Le septième art malgache possède une de ses références historiques en la personne de Tsarafara Rakotoson, rendu célèbre grâce à son personnage de Rajao. Celui qui n’avait pas peur de faire son cinéma.

Rajao possède cette aura de goujat, bavard et capable d’aspirer tout le relief historique d’un film. Quelque part, ce personnage célèbre grâce à « Malok’ila », a apporté le premier archétype de vrai personnage, dans le monde cinématographique malgache. Entre le Louis de Funès et le Jim Carrey dans son jeu le plus explosif, on y retrouve également du Charlie Chaplin, Rajao a cependant réussi à construire une personnalité cinématique dès ses débuts.
Grâce à ses mimiques, son parler, ses pitreries et une histoire où le sérieux tente toujours de se rattraper dès qu’il entre dans le champ. Vers la fin des années 2000 jusqu’à la moitié des années 2010, le personnage a réussi à porter à lui tout seul la longue saga de « Malok’ila », atteignant les 13 « épisodes ». Même « Fast and Furious » peine à faire mieux. Il faut tout de même souligner que les autres productions nationales ont essayé de faire ressortir des « héros ». Mais l’anti-héros caractérisé par Rajao semble plaire plutôt aux malgaches. Tenant plusieurs années, surtout auprès des cinéphiles des quartiers populaires et des communes rurales.

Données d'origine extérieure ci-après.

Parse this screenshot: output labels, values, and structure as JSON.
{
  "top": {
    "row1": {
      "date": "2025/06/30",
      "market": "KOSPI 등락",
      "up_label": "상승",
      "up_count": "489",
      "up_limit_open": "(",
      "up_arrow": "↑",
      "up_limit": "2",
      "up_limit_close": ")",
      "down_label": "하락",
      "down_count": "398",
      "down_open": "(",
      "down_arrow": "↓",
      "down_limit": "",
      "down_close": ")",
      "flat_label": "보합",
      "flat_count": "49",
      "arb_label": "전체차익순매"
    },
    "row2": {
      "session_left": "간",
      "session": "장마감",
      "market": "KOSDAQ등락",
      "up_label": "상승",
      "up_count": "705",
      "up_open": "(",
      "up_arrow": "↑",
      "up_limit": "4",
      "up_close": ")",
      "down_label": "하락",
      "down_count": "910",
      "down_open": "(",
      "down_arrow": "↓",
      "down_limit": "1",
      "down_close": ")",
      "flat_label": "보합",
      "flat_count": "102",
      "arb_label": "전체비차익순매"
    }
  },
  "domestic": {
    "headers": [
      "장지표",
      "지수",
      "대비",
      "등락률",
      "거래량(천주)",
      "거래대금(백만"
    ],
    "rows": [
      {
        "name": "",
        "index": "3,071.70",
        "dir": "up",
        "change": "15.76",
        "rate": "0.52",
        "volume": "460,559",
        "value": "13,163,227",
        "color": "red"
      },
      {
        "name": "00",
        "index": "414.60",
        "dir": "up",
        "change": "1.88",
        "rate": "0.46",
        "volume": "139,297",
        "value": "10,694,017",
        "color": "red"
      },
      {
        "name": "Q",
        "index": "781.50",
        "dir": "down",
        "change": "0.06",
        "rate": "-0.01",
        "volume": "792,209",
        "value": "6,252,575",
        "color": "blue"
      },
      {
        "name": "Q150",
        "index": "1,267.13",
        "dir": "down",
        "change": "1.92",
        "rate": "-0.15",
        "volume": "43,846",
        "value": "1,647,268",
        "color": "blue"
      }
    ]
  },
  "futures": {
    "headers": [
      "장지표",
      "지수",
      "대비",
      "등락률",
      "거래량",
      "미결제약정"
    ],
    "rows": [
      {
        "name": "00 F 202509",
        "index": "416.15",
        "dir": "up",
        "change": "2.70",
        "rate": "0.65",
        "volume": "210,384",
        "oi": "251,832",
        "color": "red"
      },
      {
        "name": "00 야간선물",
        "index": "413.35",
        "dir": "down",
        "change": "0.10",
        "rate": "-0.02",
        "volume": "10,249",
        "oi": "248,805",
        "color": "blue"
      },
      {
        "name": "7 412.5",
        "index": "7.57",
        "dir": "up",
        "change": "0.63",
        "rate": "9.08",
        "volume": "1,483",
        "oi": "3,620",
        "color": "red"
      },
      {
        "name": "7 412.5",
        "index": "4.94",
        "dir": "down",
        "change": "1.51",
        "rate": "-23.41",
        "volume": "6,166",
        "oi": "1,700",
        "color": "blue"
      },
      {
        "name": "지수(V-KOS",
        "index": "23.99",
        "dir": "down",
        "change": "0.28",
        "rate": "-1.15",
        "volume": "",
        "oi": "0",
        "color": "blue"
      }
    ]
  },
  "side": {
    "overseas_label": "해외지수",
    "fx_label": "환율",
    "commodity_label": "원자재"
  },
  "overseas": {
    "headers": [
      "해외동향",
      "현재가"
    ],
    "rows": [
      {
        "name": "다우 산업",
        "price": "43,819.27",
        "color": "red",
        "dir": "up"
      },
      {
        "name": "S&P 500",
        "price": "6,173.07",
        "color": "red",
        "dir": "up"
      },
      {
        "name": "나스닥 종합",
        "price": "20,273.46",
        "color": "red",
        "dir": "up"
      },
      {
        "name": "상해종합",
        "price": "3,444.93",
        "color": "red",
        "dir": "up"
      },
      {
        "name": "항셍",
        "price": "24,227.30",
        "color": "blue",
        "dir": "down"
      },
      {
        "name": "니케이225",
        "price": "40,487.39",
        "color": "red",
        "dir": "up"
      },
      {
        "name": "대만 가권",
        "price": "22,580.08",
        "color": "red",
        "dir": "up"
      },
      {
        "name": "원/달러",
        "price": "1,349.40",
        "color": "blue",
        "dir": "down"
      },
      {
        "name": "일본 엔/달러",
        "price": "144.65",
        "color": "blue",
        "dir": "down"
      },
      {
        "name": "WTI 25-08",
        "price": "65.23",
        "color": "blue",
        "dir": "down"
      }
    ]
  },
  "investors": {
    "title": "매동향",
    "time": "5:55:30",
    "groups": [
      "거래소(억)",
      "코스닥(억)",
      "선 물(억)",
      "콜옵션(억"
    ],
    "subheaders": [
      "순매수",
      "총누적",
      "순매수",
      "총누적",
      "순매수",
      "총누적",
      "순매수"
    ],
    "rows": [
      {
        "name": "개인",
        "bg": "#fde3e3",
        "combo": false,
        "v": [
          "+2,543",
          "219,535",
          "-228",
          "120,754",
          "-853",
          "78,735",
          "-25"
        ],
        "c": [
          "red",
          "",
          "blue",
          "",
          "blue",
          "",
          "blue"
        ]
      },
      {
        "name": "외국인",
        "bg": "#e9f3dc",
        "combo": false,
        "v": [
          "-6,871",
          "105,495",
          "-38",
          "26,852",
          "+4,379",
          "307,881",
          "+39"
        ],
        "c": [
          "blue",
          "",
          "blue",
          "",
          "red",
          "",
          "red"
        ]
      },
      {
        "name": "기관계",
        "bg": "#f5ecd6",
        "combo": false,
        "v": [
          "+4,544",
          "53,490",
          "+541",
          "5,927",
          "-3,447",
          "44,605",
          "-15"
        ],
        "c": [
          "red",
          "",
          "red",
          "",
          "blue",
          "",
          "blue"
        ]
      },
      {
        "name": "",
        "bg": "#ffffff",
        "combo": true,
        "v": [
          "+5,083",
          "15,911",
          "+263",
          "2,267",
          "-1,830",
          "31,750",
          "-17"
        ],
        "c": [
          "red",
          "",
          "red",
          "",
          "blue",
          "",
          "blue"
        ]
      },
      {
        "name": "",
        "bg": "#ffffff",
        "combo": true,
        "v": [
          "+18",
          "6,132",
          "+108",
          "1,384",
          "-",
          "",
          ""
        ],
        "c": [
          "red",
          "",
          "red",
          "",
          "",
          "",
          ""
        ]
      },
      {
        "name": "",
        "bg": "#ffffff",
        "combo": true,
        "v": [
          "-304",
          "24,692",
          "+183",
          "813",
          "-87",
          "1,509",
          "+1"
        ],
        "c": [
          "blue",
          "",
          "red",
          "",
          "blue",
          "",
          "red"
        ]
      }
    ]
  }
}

Dans le petit cercle des personnages célèbres du septième art malgache, depuis son « boom » dans les années ’90, deux profils ont été beaucoup exploités. Le balaise des arts martiaux des années ’90, probablement hérité de la culture « vidéos en salle » et la pauvre jeune femme, un mélange de Cendrillon et de Cosette, triomphant de l’injustice avec ses airs de sainte-nitouche. Ensuite, viennent des personnages plus ou moins appréciés, le pieux, le zélé, le chanceux… Cependant, Rajao a réussi à les supplanter tous. Apportant ainsi, pour la première fois depuis des décennies, ce que les professionnels appellent la « magie » du cinéma.
Et si la direction du jeu du personnage est normalement affectée au réalisateur, il est difficile de le croire avec cette dynamite. Avec lui, l’histoire se déplace, le film le suit. Il se revigore en permanence. En comparant avec ce qui se fait de mieux, lors des festivals comme les Rencontres du film court (RFC), où la quête du tout cinématographique se calque sur une peur du septième art. Oubliant que le personnage reste l’aiguille de boussole de l’histoire. En considérant Rajao, il est difficile de chercher une comparaison esthétique, une référence psychologique. Tant les « Malok’ila » semblaient être tournés par des caméramans de paroisse. Où le caractère décousu des plans invalident tout espoir d’imprégnation artistique.
Dès que Rajao apparaît, toute cette appréhension s’efface. Rien que sa tête, ténébreux quand il prépare ses coups. Cette apostrophe faciale, démasquant tout son manque d’intellectualité. Son élocution en rafale, faisant baisser la garde du téléspectateur… C’est tout simplement du génie. Une construction, de l’art cinématographique pouvant faire école. Tsarafara Rakotoson, dans le civil, a été pourtant destiné à devenir un ingénieur au lieu de révéler le sacré « Rajao ». Dans un pays où le théâtre a été le seul pourvoyeur d’actorat acceptable, de nombreux acteurs se sont formés sur le tas. Créant ainsi une grande division chez les professionnels de ce milieu. Ils y avaient ceux qui voulaient accoucher d’un vrai cinéma, respectant les codes internationaux. Ils y avaient ceux qui voulaient s’améliorer tout en produisant, puisque la demande existait réellement et qu’il ne fallait pas traîner.
Rajao a émergé dans cette deuxième catégorie. Si le personnage a inspiré le dédain au tout début, chez les ouailles de la première catégorie. Il a fini par devenir un référent commun à ces deux univers. En ces temps difficiles, la saga « Malok’ila » possède plus de 14 volets. Les films joués par Tsarafara Rakotoson sont innombrables… Rien que pour le plaisir de critiquer, de se surprendre à rire, de vraiment oublier le temps, autant regarder les films avec ce brillantissime acteur.